Memphis, Tennessee-based AutoZone, Inc. (AZO) specializes in the retail and distribution of automotive replacement parts and accessories. Valued at $55.9 billion by market cap, the company provides a comprehensive range of products for cars, SUVs, vans, and light trucks, including both new and remanufactured hard parts, maintenance supplies, accessories, and non-automotive items.
Companies valued at $10 billion or more are generally classified as “large-cap” stocks, and AutoZone fits this criterion perfectly. With a network of over 7,000 stores spanning the U.S., Mexico, Brazil, and China, AutoZone is recognized for its comprehensive selection of automotive parts and accessories and its innovative integration of in-store retail with advanced digital diagnostic and repair solutions.
The auto parts retailer just touched its 52-week high of $3,313 in the last trading session. AutoZone's shares have surged 7% over the past three months, underperforming the Dow Jones Industrials Average’s ($DOWI) 10.7% gains during the same time frame.
In the long term, AZO stock has gained 28% on a YTD basis, which outpaces $DOWI’s 18.5% rise over the same period. However, AZO has surged 22.1% over the past 52 weeks, lagging behind $DOWI’s 23.8% gains.
Despite fluctuations, AZO has consistently traded above its 200-day moving average since early February year and has also remained mostly above its 50-day moving average since the end of November, indicating a bullish trend.

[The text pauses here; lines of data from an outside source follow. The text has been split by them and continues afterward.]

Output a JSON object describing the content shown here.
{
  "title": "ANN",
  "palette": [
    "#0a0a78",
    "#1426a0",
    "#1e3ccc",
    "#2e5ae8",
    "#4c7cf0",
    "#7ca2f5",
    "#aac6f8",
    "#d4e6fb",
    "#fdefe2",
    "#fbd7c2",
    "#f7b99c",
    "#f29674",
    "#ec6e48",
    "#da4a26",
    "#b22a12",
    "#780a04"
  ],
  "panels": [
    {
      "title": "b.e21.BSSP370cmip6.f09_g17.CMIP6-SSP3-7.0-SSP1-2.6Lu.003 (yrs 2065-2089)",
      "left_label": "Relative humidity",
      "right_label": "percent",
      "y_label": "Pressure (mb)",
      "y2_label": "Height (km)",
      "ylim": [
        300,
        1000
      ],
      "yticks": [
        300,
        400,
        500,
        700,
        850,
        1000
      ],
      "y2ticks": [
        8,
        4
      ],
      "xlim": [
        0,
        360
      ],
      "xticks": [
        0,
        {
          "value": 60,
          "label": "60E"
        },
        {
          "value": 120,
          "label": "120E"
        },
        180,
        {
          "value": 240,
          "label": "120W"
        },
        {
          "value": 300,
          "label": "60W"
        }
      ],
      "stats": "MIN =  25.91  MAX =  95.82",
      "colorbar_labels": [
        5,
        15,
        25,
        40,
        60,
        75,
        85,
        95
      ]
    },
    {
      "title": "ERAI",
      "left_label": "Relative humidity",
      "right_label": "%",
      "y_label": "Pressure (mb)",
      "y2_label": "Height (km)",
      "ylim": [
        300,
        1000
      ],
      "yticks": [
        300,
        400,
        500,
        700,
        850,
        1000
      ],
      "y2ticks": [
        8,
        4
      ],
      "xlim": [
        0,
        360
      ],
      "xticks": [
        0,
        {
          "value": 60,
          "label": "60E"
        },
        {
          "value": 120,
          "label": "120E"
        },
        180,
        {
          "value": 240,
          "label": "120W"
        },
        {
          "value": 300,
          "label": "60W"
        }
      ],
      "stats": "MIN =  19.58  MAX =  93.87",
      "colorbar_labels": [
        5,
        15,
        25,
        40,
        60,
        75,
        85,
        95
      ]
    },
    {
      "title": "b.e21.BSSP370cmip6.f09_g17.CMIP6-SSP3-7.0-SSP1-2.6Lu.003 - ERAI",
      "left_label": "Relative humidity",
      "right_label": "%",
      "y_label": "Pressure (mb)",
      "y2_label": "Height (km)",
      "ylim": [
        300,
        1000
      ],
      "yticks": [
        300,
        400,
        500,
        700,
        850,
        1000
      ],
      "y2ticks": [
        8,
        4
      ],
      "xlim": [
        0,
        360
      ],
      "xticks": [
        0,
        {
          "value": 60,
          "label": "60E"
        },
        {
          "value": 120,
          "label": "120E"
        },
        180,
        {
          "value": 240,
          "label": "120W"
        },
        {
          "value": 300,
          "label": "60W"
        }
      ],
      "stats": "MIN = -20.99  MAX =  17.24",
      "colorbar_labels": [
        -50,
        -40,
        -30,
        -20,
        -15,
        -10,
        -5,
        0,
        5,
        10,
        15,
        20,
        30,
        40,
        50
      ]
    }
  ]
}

AutoZone's strong performance in 2024 reflects its ability to navigate industry challenges, capitalize on robust demand from an aging fleet of gasoline vehicles, and sustain revenue growth despite economic uncertainty and rising concerns over electric vehicle market penetration.
AutoZone released its Q4 earnings on Sept. 24, prompting a 2.1% increase in its stock price during the next trading session. The company reported adjusted earnings of $48.11 per share, below Wall Street's expectation of $53.31 per share. However, its revenue of $6.2 billion surpassed the market's forecast of $6.18 billion.
In contrast, rival Advance Auto Parts, Inc. (AAP) is underperforming AZO. AAP shares have declined 18.5% over the past 52 weeks and a 26.3% dip on a YTD basis, highlighting AZO's relative strength in comparison.
Analysts remain highly bullish about its prospects. Among the 25 analysts covering the stock, there is a consensus rating of “Strong Buy,” and it currently trades above the mean price target of $3,300.91. The Street-high target of $3,634 reflects a premium of 9.8% from the current market prices.